Selasa, 04 November 2014

Nurture vs Nature

"Bu, apakah kalau orang tuanya berbuat sesuatu anaknya akan berbuat sama seperti orang tuanya?", tanya seorang anak dengan ekspresi takut dan cemas. Saya berusaha untuk membesarkan hatinya dengan menjawab bahwa perbuatan baik atau buruk bukanlah warisan. Itu adalah murni tanggung jawab dan pilihan pribadi masing-masing pelakunya. Saya tidak tahu apakah kata-kata saya saat itu dapat meringankan kecemasannya, namun pertanyaan itu menjadi bahan renungan saya berhari-hari sejauhmana perilaku/sikap orang tua berpengaruh terhadap anak. Di saat lain seorang teman menceritakan kecemasannya karena anak gadisnya yang masih SMP sudah mulai berpacaran. Di akhir cerita dan setengah bertanya teman saya ini berkata, "apakah ini karena faktor keturunan, karena dulu ibunyapun mulai berpacaran saat SMP".

Sebagai seorang guru, saya juga sering menemukan berbagai perilaku anak yang ekstrem dari berbagai sudut pandang. Ada ekstrem pemalu, ekstrem pemarah, ekstrem penggembira dan sebagainya.  Anak yang ekstrem pemarah, maka cenderung akan mengekspresikan kemarahannya melalui kata-kata bahkan perbuatan fisik yang merugikan temannya seperti memukul, mencakar, dan serangan fisik lainnya. Sedangkan anak yang ekstrem pemalu maka dia bisa bertahan dalam kesendiriannya di lingkungan sekolah.

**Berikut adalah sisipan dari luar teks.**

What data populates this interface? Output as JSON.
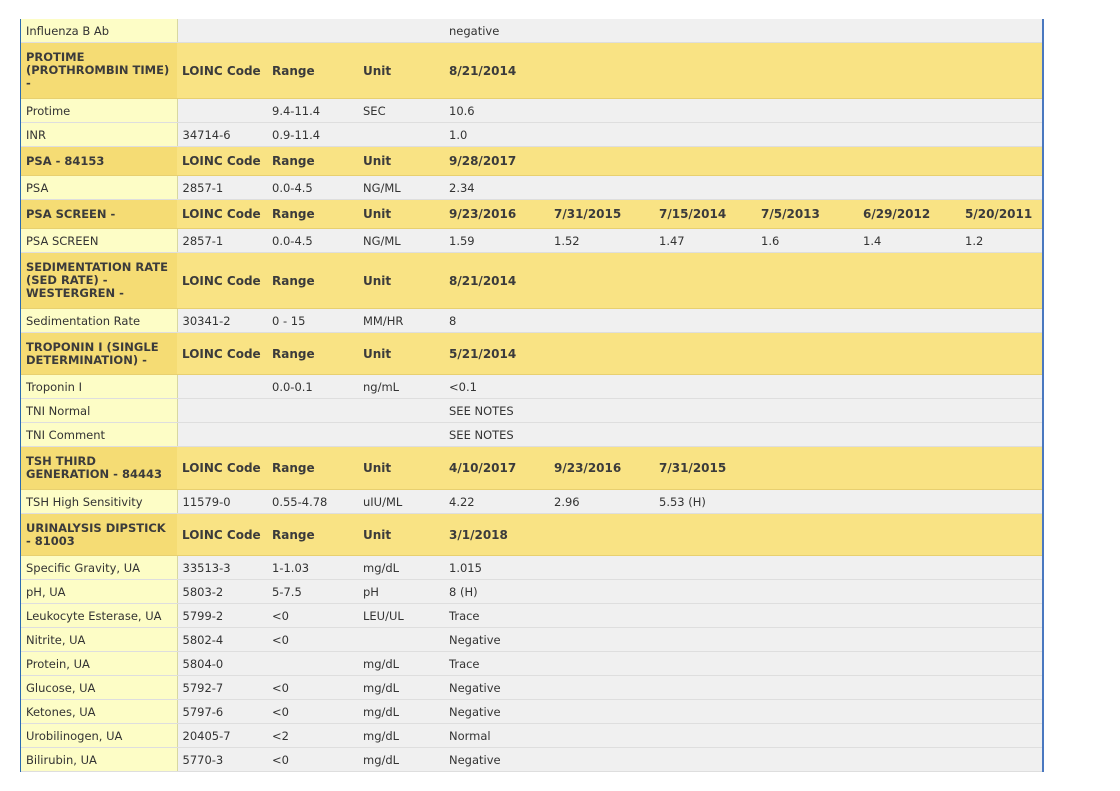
{
  "rows": [
    {
      "type": "row",
      "cells": [
        "Influenza B Ab",
        "",
        "",
        "",
        "negative",
        "",
        "",
        "",
        "",
        ""
      ]
    },
    {
      "type": "hdr",
      "h": 55,
      "cells": [
        "PROTIME (PROTHROMBIN TIME) -",
        "LOINC Code",
        "Range",
        "Unit",
        "8/21/2014",
        "",
        "",
        "",
        "",
        ""
      ]
    },
    {
      "type": "row",
      "cells": [
        "Protime",
        "",
        "9.4-11.4",
        "SEC",
        "10.6",
        "",
        "",
        "",
        "",
        ""
      ]
    },
    {
      "type": "row",
      "cells": [
        "INR",
        "34714-6",
        "0.9-11.4",
        "",
        "1.0",
        "",
        "",
        "",
        "",
        ""
      ]
    },
    {
      "type": "hdr",
      "h": 28,
      "cells": [
        "PSA - 84153",
        "LOINC Code",
        "Range",
        "Unit",
        "9/28/2017",
        "",
        "",
        "",
        "",
        ""
      ]
    },
    {
      "type": "row",
      "cells": [
        "PSA",
        "2857-1",
        "0.0-4.5",
        "NG/ML",
        "2.34",
        "",
        "",
        "",
        "",
        ""
      ]
    },
    {
      "type": "hdr",
      "h": 28,
      "cells": [
        "PSA SCREEN -",
        "LOINC Code",
        "Range",
        "Unit",
        "9/23/2016",
        "7/31/2015",
        "7/15/2014",
        "7/5/2013",
        "6/29/2012",
        "5/20/2011"
      ]
    },
    {
      "type": "row",
      "cells": [
        "PSA SCREEN",
        "2857-1",
        "0.0-4.5",
        "NG/ML",
        "1.59",
        "1.52",
        "1.47",
        "1.6",
        "1.4",
        "1.2"
      ]
    },
    {
      "type": "hdr",
      "h": 55,
      "cells": [
        "SEDIMENTATION RATE (SED RATE) - WESTERGREN -",
        "LOINC Code",
        "Range",
        "Unit",
        "8/21/2014",
        "",
        "",
        "",
        "",
        ""
      ]
    },
    {
      "type": "row",
      "cells": [
        "Sedimentation Rate",
        "30341-2",
        "0 - 15",
        "MM/HR",
        "8",
        "",
        "",
        "",
        "",
        ""
      ]
    },
    {
      "type": "hdr",
      "h": 41,
      "cells": [
        "TROPONIN I (SINGLE DETERMINATION) -",
        "LOINC Code",
        "Range",
        "Unit",
        "5/21/2014",
        "",
        "",
        "",
        "",
        ""
      ]
    },
    {
      "type": "row",
      "cells": [
        "Troponin I",
        "",
        "0.0-0.1",
        "ng/mL",
        "<0.1",
        "",
        "",
        "",
        "",
        ""
      ]
    },
    {
      "type": "row",
      "cells": [
        "TNI Normal",
        "",
        "",
        "",
        "SEE NOTES",
        "",
        "",
        "",
        "",
        ""
      ]
    },
    {
      "type": "row",
      "cells": [
        "TNI Comment",
        "",
        "",
        "",
        "SEE NOTES",
        "",
        "",
        "",
        "",
        ""
      ]
    },
    {
      "type": "hdr",
      "h": 42,
      "cells": [
        "TSH THIRD GENERATION - 84443",
        "LOINC Code",
        "Range",
        "Unit",
        "4/10/2017",
        "9/23/2016",
        "7/31/2015",
        "",
        "",
        ""
      ]
    },
    {
      "type": "row",
      "cells": [
        "TSH High Sensitivity",
        "11579-0",
        "0.55-4.78",
        "uIU/ML",
        "4.22",
        "2.96",
        "5.53 (H)",
        "",
        "",
        ""
      ]
    },
    {
      "type": "hdr",
      "h": 41,
      "cells": [
        "URINALYSIS DIPSTICK - 81003",
        "LOINC Code",
        "Range",
        "Unit",
        "3/1/2018",
        "",
        "",
        "",
        "",
        ""
      ]
    },
    {
      "type": "row",
      "cells": [
        "Specific Gravity, UA",
        "33513-3",
        "1-1.03",
        "mg/dL",
        "1.015",
        "",
        "",
        "",
        "",
        ""
      ]
    },
    {
      "type": "row",
      "cells": [
        "pH, UA",
        "5803-2",
        "5-7.5",
        "pH",
        "8 (H)",
        "",
        "",
        "",
        "",
        ""
      ]
    },
    {
      "type": "row",
      "cells": [
        "Leukocyte Esterase, UA",
        "5799-2",
        "<0",
        "LEU/UL",
        "Trace",
        "",
        "",
        "",
        "",
        ""
      ]
    },
    {
      "type": "row",
      "cells": [
        "Nitrite, UA",
        "5802-4",
        "<0",
        "",
        "Negative",
        "",
        "",
        "",
        "",
        ""
      ]
    },
    {
      "type": "row",
      "cells": [
        "Protein, UA",
        "5804-0",
        "",
        "mg/dL",
        "Trace",
        "",
        "",
        "",
        "",
        ""
      ]
    },
    {
      "type": "row",
      "cells": [
        "Glucose, UA",
        "5792-7",
        "<0",
        "mg/dL",
        "Negative",
        "",
        "",
        "",
        "",
        ""
      ]
    },
    {
      "type": "row",
      "cells": [
        "Ketones, UA",
        "5797-6",
        "<0",
        "mg/dL",
        "Negative",
        "",
        "",
        "",
        "",
        ""
      ]
    },
    {
      "type": "row",
      "cells": [
        "Urobilinogen, UA",
        "20405-7",
        "<2",
        "mg/dL",
        "Normal",
        "",
        "",
        "",
        "",
        ""
      ]
    },
    {
      "type": "row",
      "cells": [
        "Bilirubin, UA",
        "5770-3",
        "<0",
        "mg/dL",
        "Negative",
        "",
        "",
        "",
        "",
        ""
      ]
    }
  ]
}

Seringkali menghadapi sikap tersebut kita mencoba menganalisisnya dengan cara merunut bagaimana pendidikan pertama yang dia terima di rumah. Dalam banyak kejadian, sikap-sikap anak yang ditampilkan terutama saat mereka sudah remaja adalh refleksi sikap yang pernah dia terima di keluarganya, dalam hal ini adalh orang tuanya. Anak yang mengekspresikan kemarahannya secara berlebihan baik kata-kata maupun fisik 'biasanya' pernah diperlakukan dengan cara yang sama oleh orang tuanya di rumah. Demikian juga anak yang pemalu berlebihan, bisa jadi karena pendidikan masa kecil yang diterimanya tidak menumbuhkan rasa pervaya diri dia.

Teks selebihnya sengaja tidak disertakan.